You are browsing a read-only backup copy of Wikitech. The primary site can be found at wikitech.wikimedia.org
User:Joal/WDQS Traffic Analysis
Analysis of WDQS traffic on public and internal clusters. The charts and data have been computed on Jupyter notebooks running Spark on the Analytics hadoop cluster. Processed data is events sourced through the Modern Event Platform. Originally written on March 2020, reran with June 2020 for the current version of the charts.
Global traffic information
HTTP response codes
Most requests on internal and external traffic generate HTTP result-code 200
(success). The rest of this analysis consider only requests having ended in a 200
response code, except explicitly stated otherwise.

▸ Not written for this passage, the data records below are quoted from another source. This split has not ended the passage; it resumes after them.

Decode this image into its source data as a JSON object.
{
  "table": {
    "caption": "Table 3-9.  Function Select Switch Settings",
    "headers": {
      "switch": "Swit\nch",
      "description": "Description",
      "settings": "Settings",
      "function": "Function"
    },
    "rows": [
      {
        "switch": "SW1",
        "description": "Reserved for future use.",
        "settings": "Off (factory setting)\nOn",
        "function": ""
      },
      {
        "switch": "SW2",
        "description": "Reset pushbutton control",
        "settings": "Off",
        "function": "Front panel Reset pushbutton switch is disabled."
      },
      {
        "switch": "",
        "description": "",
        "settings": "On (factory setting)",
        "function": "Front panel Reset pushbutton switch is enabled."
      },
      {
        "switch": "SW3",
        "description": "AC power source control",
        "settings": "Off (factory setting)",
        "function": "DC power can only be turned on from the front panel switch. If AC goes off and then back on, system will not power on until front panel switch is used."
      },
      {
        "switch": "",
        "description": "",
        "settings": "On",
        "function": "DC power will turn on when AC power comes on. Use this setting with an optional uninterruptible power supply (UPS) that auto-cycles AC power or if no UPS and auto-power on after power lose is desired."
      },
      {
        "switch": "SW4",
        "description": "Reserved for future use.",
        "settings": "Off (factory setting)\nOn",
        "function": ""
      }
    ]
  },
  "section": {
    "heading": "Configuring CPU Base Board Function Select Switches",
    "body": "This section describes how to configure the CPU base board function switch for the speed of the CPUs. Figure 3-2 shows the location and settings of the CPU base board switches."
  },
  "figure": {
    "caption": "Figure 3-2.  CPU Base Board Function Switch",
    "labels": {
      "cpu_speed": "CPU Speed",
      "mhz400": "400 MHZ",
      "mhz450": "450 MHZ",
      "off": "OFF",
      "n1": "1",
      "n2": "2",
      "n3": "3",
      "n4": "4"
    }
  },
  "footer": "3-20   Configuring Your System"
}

Note: The scale of the two charts are different - See the next section for a comparison of number of requests among clusters.
Public vs Internal
The number of 200
requests to the public cluster is about half of the number of requests to the internal one.
Distinct queries
The number of daily distinct queries for the public cluster is about 61% of the total number of queries for June 2020, and 27% for the internal cluster. This means that each request is repeated on average 0.65 times per day for the public cluster, and 2.75 times per day for the internal one.
Query-time
One of the reasons for which analyzing query-time is interesting is as a proxy for resource-usage in the backend system: a long query is supposedly using more computation resource than a fast one.
Public vs Internal
Despite serving about 2 times more requests than the public cluster, the internal cluster has a daily sum of query-time about 10 times smaller than the public cluster.
Query-time classes
It is interesting to note that for the public cluster, the requests taking more than 10s represent a very small number of requests and take most of the processing time.
Note: These charts are generated using Google Docs as the chart-system used in notebooks doesn't feature dual-axis charts.
Correlations (or not)
For the internal cluster, the sum of query-time is visually strongly correlated to the number of requests done (known query-class performing at regular speed). For the public cluster, there is no such correlation, due to the variety of query-classes (and implementations). Similarly, there is no visually-noticeable correlation between query-time and request-length (number of characters in the request), meaning that the query-length is not a good enough predictor of query complexity.